Open acthp opened 6 years ago

acthp commented 6 years ago

Is an Rx style really possible with transducers.js? Are there any examples?

I've seen Rich's talk, where he tosses off a few lines about transducers being able to replace Rx, and the docs for this lib and js-csp both specifically mention their use as an Rx work-alike. But at core you need to be able to do a flatmap (monadic bind) of Observables, which is problematic in the synchronous reducer protocol.
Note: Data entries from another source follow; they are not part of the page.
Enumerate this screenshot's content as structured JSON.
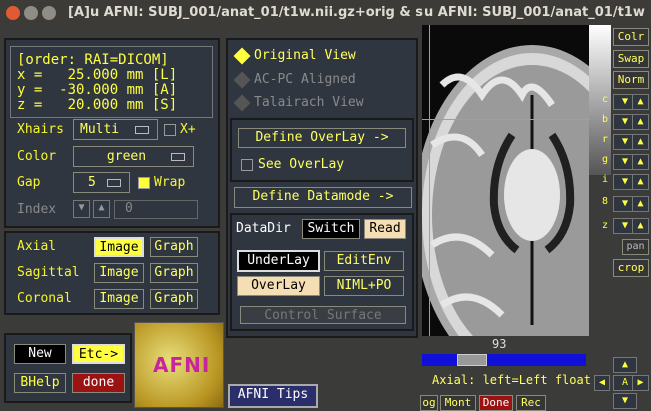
{
  "window": {
    "title": "[A]u AFNI: SUBJ_001/anat_01/t1w.nii.gz+orig & s",
    "title2": "u AFNI: SUBJ_001/anat_01/t1w"
  },
  "coords": {
    "order": "[order: RAI=DICOM]",
    "x": "x =   25.000 mm [L]",
    "y": "y =  -30.000 mm [A]",
    "z": "z =   20.000 mm [S]"
  },
  "xhairs": {
    "label": "Xhairs",
    "value": "Multi",
    "xplus": "X+"
  },
  "color": {
    "label": "Color",
    "value": "green"
  },
  "gap": {
    "label": "Gap",
    "value": "5",
    "wrap": "Wrap"
  },
  "index": {
    "label": "Index",
    "value": "0"
  },
  "views": [
    {
      "label": "Axial",
      "image": "Image",
      "graph": "Graph"
    },
    {
      "label": "Sagittal",
      "image": "Image",
      "graph": "Graph"
    },
    {
      "label": "Coronal",
      "image": "Image",
      "graph": "Graph"
    }
  ],
  "bottom": {
    "new": "New",
    "etc": "Etc->",
    "bhelp": "BHelp",
    "done": "done",
    "logo": "AFNI",
    "tips": "AFNI Tips"
  },
  "viewmode": {
    "original": "Original View",
    "acpc": "AC-PC Aligned",
    "talairach": "Talairach View"
  },
  "overlay": {
    "define": "Define OverLay ->",
    "see": "See OverLay",
    "datamode": "Define Datamode ->"
  },
  "data": {
    "datadir": "DataDir",
    "switch": "Switch",
    "read": "Read",
    "underlay": "UnderLay",
    "editenv": "EditEnv",
    "overlay": "OverLay",
    "niml": "NIML+PO",
    "control": "Control Surface"
  },
  "image": {
    "slice_num": "93",
    "status": "Axial: left=Left float",
    "buttons": [
      "Colr",
      "Swap",
      "Norm",
      "pan",
      "crop"
    ],
    "side": [
      "c",
      "b",
      "r",
      "g",
      "i",
      "8",
      "z"
    ],
    "bottom_btns": [
      "og",
      "Mont",
      "Done",
      "Rec"
    ],
    "arrow_a": "A"
  },
  "colors": {
    "accent": "#ffff40",
    "panel": "#2f3640"
  }
}
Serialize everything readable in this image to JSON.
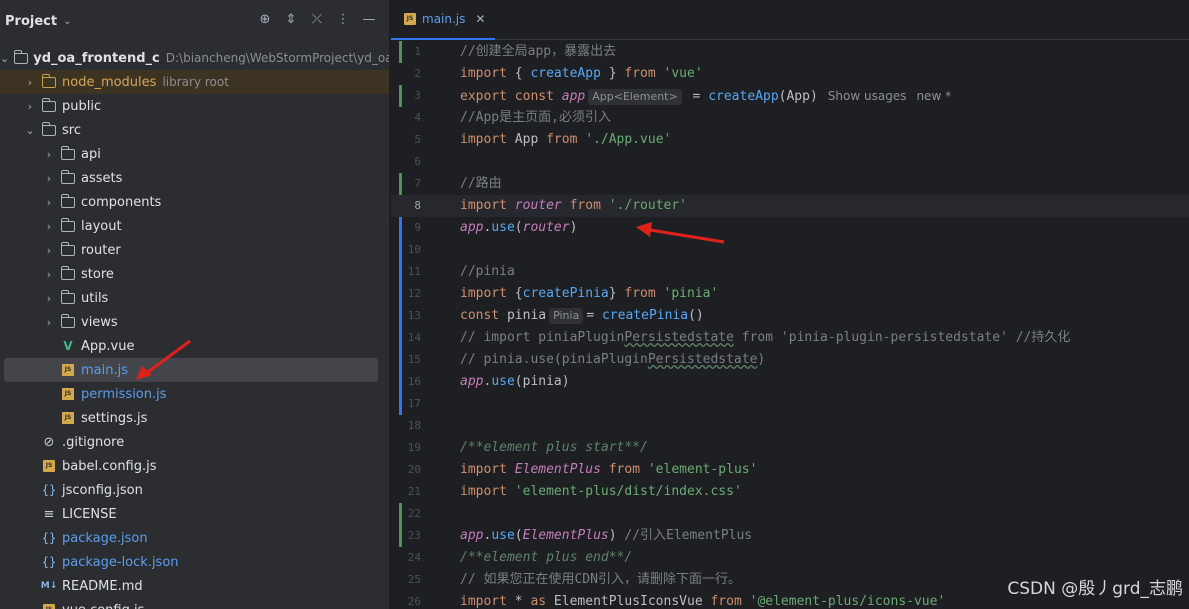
{
  "project_panel": {
    "title": "Project",
    "tree": [
      {
        "label": "yd_oa_frontend_c",
        "hint": "D:\\biancheng\\WebStormProject\\yd_oa_fr",
        "type": "root",
        "depth": 0,
        "expanded": true
      },
      {
        "label": "node_modules",
        "hint": "library root",
        "type": "folder-lib",
        "depth": 1,
        "expanded": false
      },
      {
        "label": "public",
        "type": "folder",
        "depth": 1,
        "expanded": false
      },
      {
        "label": "src",
        "type": "folder",
        "depth": 1,
        "expanded": true
      },
      {
        "label": "api",
        "type": "folder",
        "depth": 2
      },
      {
        "label": "assets",
        "type": "folder",
        "depth": 2
      },
      {
        "label": "components",
        "type": "folder",
        "depth": 2
      },
      {
        "label": "layout",
        "type": "folder",
        "depth": 2
      },
      {
        "label": "router",
        "type": "folder",
        "depth": 2
      },
      {
        "label": "store",
        "type": "folder",
        "depth": 2
      },
      {
        "label": "utils",
        "type": "folder",
        "depth": 2
      },
      {
        "label": "views",
        "type": "folder",
        "depth": 2
      },
      {
        "label": "App.vue",
        "type": "vue",
        "depth": 2
      },
      {
        "label": "main.js",
        "type": "js",
        "depth": 2,
        "selected": true
      },
      {
        "label": "permission.js",
        "type": "js",
        "depth": 2
      },
      {
        "label": "settings.js",
        "type": "js",
        "depth": 2
      },
      {
        "label": ".gitignore",
        "type": "git",
        "depth": 1
      },
      {
        "label": "babel.config.js",
        "type": "js",
        "depth": 1
      },
      {
        "label": "jsconfig.json",
        "type": "json",
        "depth": 1
      },
      {
        "label": "LICENSE",
        "type": "license",
        "depth": 1
      },
      {
        "label": "package.json",
        "type": "json",
        "depth": 1
      },
      {
        "label": "package-lock.json",
        "type": "json",
        "depth": 1
      },
      {
        "label": "README.md",
        "type": "md",
        "depth": 1
      },
      {
        "label": "vue.config.js",
        "type": "js",
        "depth": 1
      }
    ]
  },
  "editor": {
    "tab": {
      "label": "main.js",
      "close": "✕",
      "icon": "JS"
    },
    "current_line": 8,
    "inlay_hints": {
      "app_type": "App<Element>",
      "show_usages": "Show usages",
      "new_marker": "new *",
      "pinia_type": "Pinia"
    },
    "line_numbers": [
      "1",
      "2",
      "3",
      "4",
      "5",
      "6",
      "7",
      "8",
      "9",
      "10",
      "11",
      "12",
      "13",
      "14",
      "15",
      "16",
      "17",
      "18",
      "19",
      "20",
      "21",
      "22",
      "23",
      "24",
      "25",
      "26"
    ],
    "lines": [
      "//创建全局app，暴露出去",
      "import { createApp } from 'vue'",
      "export const app = createApp(App)",
      "//App是主页面,必须引入",
      "import App from './App.vue'",
      "",
      "//路由",
      "import router from './router'",
      "app.use(router)",
      "",
      "//pinia",
      "import {createPinia} from 'pinia'",
      "const pinia = createPinia()",
      "// import piniaPluginPersistedstate from 'pinia-plugin-persistedstate' //持久化",
      "// pinia.use(piniaPluginPersistedstate)",
      "app.use(pinia)",
      "",
      "",
      "/**element plus start**/",
      "import ElementPlus from 'element-plus'",
      "import 'element-plus/dist/index.css'",
      "",
      "app.use(ElementPlus) //引入ElementPlus",
      "/**element plus end**/",
      "// 如果您正在使用CDN引入，请删除下面一行。",
      "import * as ElementPlusIconsVue from '@element-plus/icons-vue'"
    ]
  },
  "watermark": "CSDN @殷丿grd_志鹏",
  "colors": {
    "accent": "#3574f0",
    "arrow": "#e0201b",
    "selection": "#43454a"
  }
}
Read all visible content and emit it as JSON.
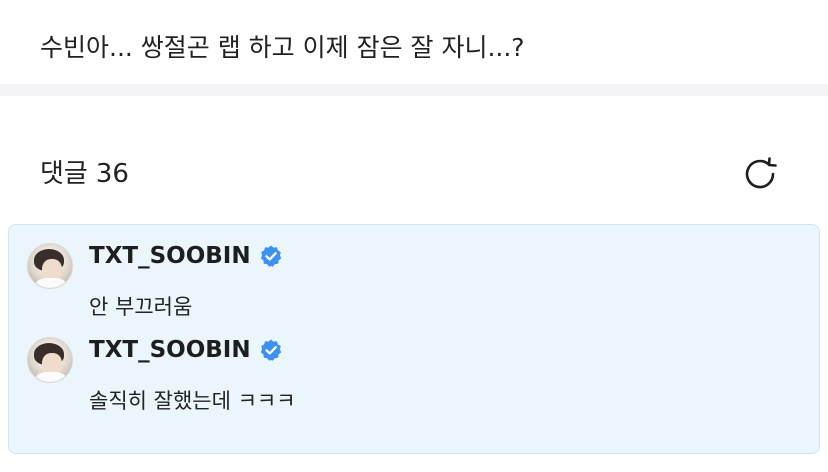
{
  "post": {
    "text": "수빈아... 쌍절곤 랩 하고 이제 잠은 잘 자니...?"
  },
  "comments_header": {
    "label": "댓글",
    "count": "36",
    "refresh_icon": "refresh-icon"
  },
  "comments": [
    {
      "username": "TXT_SOOBIN",
      "verified": true,
      "text": "안 부끄러움"
    },
    {
      "username": "TXT_SOOBIN",
      "verified": true,
      "text": "솔직히 잘했는데 ㅋㅋㅋ"
    }
  ],
  "colors": {
    "panel_bg": "#ebf6fc",
    "verified_blue": "#3d91f0",
    "divider": "#f3f3f5"
  }
}
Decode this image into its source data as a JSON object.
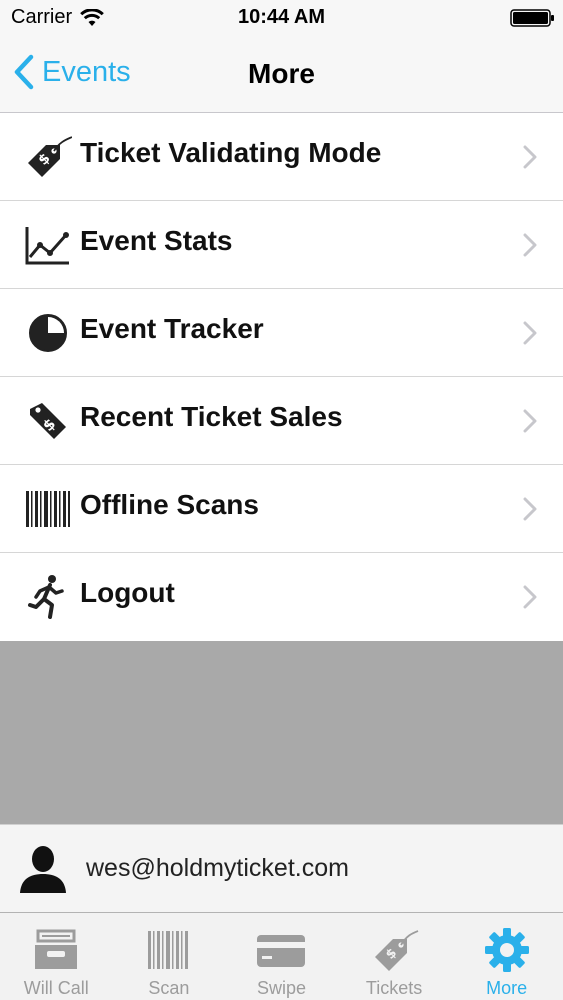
{
  "status_bar": {
    "carrier": "Carrier",
    "time": "10:44 AM"
  },
  "nav": {
    "back_label": "Events",
    "title": "More"
  },
  "menu": {
    "items": [
      {
        "label": "Ticket Validating Mode",
        "icon": "ticket-tag-icon"
      },
      {
        "label": "Event Stats",
        "icon": "line-chart-icon"
      },
      {
        "label": "Event Tracker",
        "icon": "pie-tracker-icon"
      },
      {
        "label": "Recent Ticket Sales",
        "icon": "price-tag-icon"
      },
      {
        "label": "Offline Scans",
        "icon": "barcode-icon"
      },
      {
        "label": "Logout",
        "icon": "running-man-icon"
      }
    ]
  },
  "user": {
    "email": "wes@holdmyticket.com"
  },
  "tabs": [
    {
      "label": "Will Call",
      "icon": "inbox-tray-icon",
      "active": false
    },
    {
      "label": "Scan",
      "icon": "barcode-icon",
      "active": false
    },
    {
      "label": "Swipe",
      "icon": "credit-card-icon",
      "active": false
    },
    {
      "label": "Tickets",
      "icon": "ticket-tag-icon",
      "active": false
    },
    {
      "label": "More",
      "icon": "gear-icon",
      "active": true
    }
  ],
  "colors": {
    "accent": "#2ab0ea",
    "inactive_tab": "#9c9c9c",
    "empty_area": "#a9a9a9"
  }
}
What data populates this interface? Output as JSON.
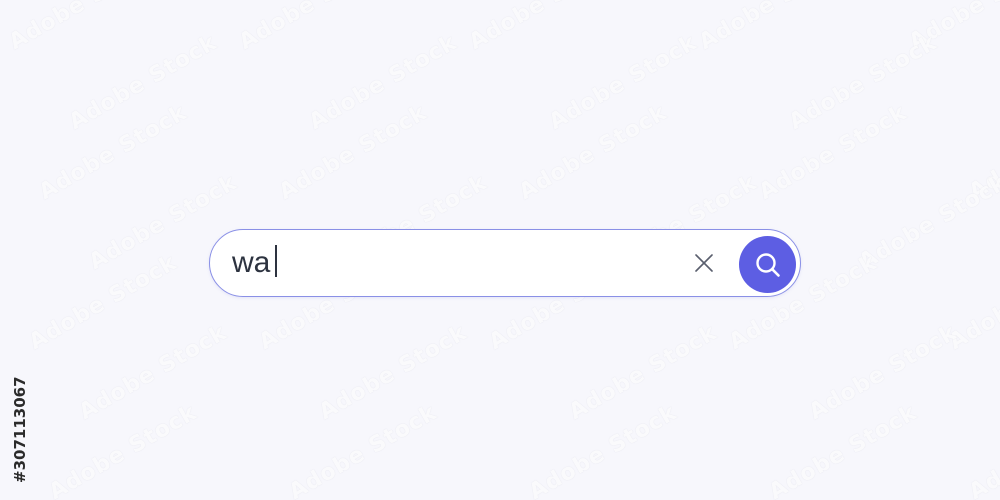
{
  "page": {
    "background_color": "#f7f7fc"
  },
  "search": {
    "query": "wa",
    "clear_icon": "close-icon",
    "submit_icon": "search-icon",
    "accent_color": "#5d5ee3",
    "border_color": "#8a90e6"
  },
  "watermark": {
    "repeated_text": "Adobe Stock",
    "stock_id": "#307113067"
  }
}
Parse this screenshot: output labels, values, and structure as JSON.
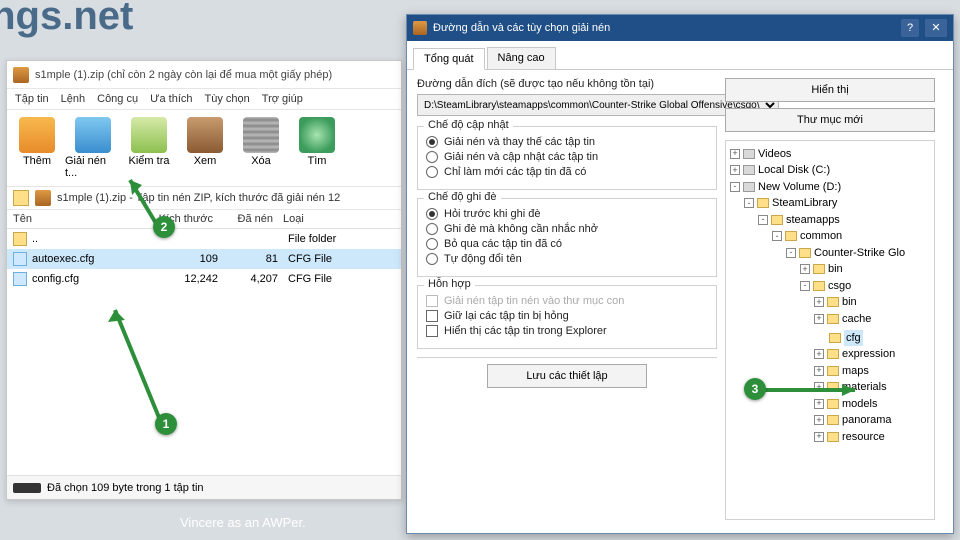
{
  "bg": {
    "brand": "ings.net",
    "caption": "Vincere as an AWPer."
  },
  "winrar": {
    "title": "s1mple (1).zip (chỉ còn 2 ngày còn lại để mua một giấy phép)",
    "menu": [
      "Tập tin",
      "Lệnh",
      "Công cụ",
      "Ưa thích",
      "Tùy chọn",
      "Trợ giúp"
    ],
    "tools": {
      "add": "Thêm",
      "extract": "Giải nén t...",
      "test": "Kiểm tra",
      "view": "Xem",
      "del": "Xóa",
      "find": "Tìm"
    },
    "path": "s1mple (1).zip - Tập tin nén ZIP, kích thước đã giải nén 12",
    "cols": {
      "name": "Tên",
      "size": "Kích thước",
      "packed": "Đã nén",
      "type": "Loại"
    },
    "rows": [
      {
        "name": "..",
        "type": "File folder"
      },
      {
        "name": "autoexec.cfg",
        "size": "109",
        "packed": "81",
        "type": "CFG File"
      },
      {
        "name": "config.cfg",
        "size": "12,242",
        "packed": "4,207",
        "type": "CFG File"
      }
    ],
    "status": "Đã chọn 109 byte trong 1 tập tin"
  },
  "dialog": {
    "title": "Đường dẫn và các tùy chọn giải nén",
    "tabs": {
      "general": "Tổng quát",
      "advanced": "Nâng cao"
    },
    "dest_label": "Đường dẫn đích (sẽ được tạo nếu không tồn tại)",
    "dest_value": "D:\\SteamLibrary\\steamapps\\common\\Counter-Strike Global Offensive\\csgo\\",
    "btn_show": "Hiển thị",
    "btn_newdir": "Thư mục mới",
    "btn_save": "Lưu các thiết lập",
    "grp_update": {
      "title": "Chế độ cập nhật",
      "o1": "Giải nén và thay thế các tập tin",
      "o2": "Giải nén và cập nhật các tập tin",
      "o3": "Chỉ làm mới các tập tin đã có"
    },
    "grp_over": {
      "title": "Chế độ ghi đè",
      "o1": "Hỏi trước khi ghi đè",
      "o2": "Ghi đè mà không cần nhắc nhở",
      "o3": "Bỏ qua các tập tin đã có",
      "o4": "Tự động đổi tên"
    },
    "grp_misc": {
      "title": "Hỗn hợp",
      "o1": "Giải nén tập tin nén vào thư mục con",
      "o2": "Giữ lại các tập tin bị hỏng",
      "o3": "Hiển thị các tập tin trong Explorer"
    },
    "tree": [
      {
        "d": 0,
        "pm": "+",
        "ico": "td",
        "label": "Videos"
      },
      {
        "d": 0,
        "pm": "+",
        "ico": "td",
        "label": "Local Disk (C:)"
      },
      {
        "d": 0,
        "pm": "-",
        "ico": "td",
        "label": "New Volume (D:)"
      },
      {
        "d": 1,
        "pm": "-",
        "ico": "tf",
        "label": "SteamLibrary"
      },
      {
        "d": 2,
        "pm": "-",
        "ico": "tf",
        "label": "steamapps"
      },
      {
        "d": 3,
        "pm": "-",
        "ico": "tf",
        "label": "common"
      },
      {
        "d": 4,
        "pm": "-",
        "ico": "tf",
        "label": "Counter-Strike Glo"
      },
      {
        "d": 5,
        "pm": "+",
        "ico": "tf",
        "label": "bin"
      },
      {
        "d": 5,
        "pm": "-",
        "ico": "tf",
        "label": "csgo"
      },
      {
        "d": 6,
        "pm": "+",
        "ico": "tf",
        "label": "bin"
      },
      {
        "d": 6,
        "pm": "+",
        "ico": "tf",
        "label": "cache"
      },
      {
        "d": 6,
        "pm": "",
        "ico": "tf",
        "label": "cfg",
        "sel": true
      },
      {
        "d": 6,
        "pm": "+",
        "ico": "tf",
        "label": "expression"
      },
      {
        "d": 6,
        "pm": "+",
        "ico": "tf",
        "label": "maps"
      },
      {
        "d": 6,
        "pm": "+",
        "ico": "tf",
        "label": "materials"
      },
      {
        "d": 6,
        "pm": "+",
        "ico": "tf",
        "label": "models"
      },
      {
        "d": 6,
        "pm": "+",
        "ico": "tf",
        "label": "panorama"
      },
      {
        "d": 6,
        "pm": "+",
        "ico": "tf",
        "label": "resource"
      }
    ]
  },
  "badges": {
    "b1": "1",
    "b2": "2",
    "b3": "3"
  }
}
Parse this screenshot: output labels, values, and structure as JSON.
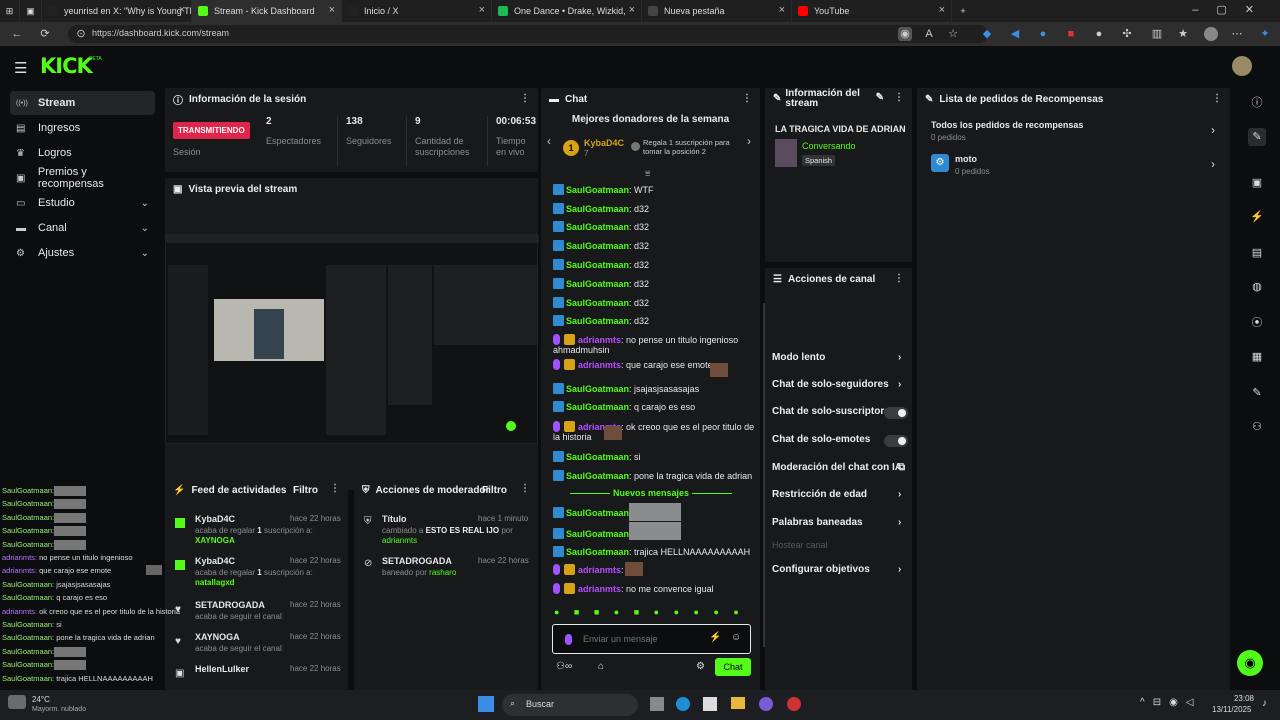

Specifically, the 'step' method in the protocol requires a synchronous return. In the transducers.js implementation of Cat, it can only concatenate synchronous sub-streams, and I suspect it can't be extended to async sub-streams without a different protocol. You might be able to work around it in a server-side language like clojure, by blocking on the async source. In the client, you can't block.

Is there some other solution? To be clear, being able to map or filter isn't interesting. You have to be able to flatmap, returning an inner async source.

ubolonton commented 6 years ago

Being able to replace Rx doesn't mean following the "Rx style". It's usually better to approach a specific problem directly with tools provided by CSP + transducers, rather than first reimplementing observable abstractions, which are somewhat higher level but less composable.

Transducers only concern with transformations. The "flatten" part in flatMap would be for a CSP lib to handle. Using mix, it can be something like this:

var mix = mix(outputChannel);

go(function*() {
  while(true) {
    var newChannel = yield take(channelSource);
    if (newChannel === CLOSED) {
      break;
    }
    mix.add(newChannel);
  }
});
acthp commented 6 years ago

I'll take that as a "no". Re: rx style, I literally cut & pasted that term from the docs. Perhaps the docs should be updated.

js-choi commented 6 years ago

For what it’s worth, there has been prior discussion of asynchronous reduction at jlongster/transducers.js#22. The potential for transducers to isolate transformations from both synchronous and asynchronous plural things is significant.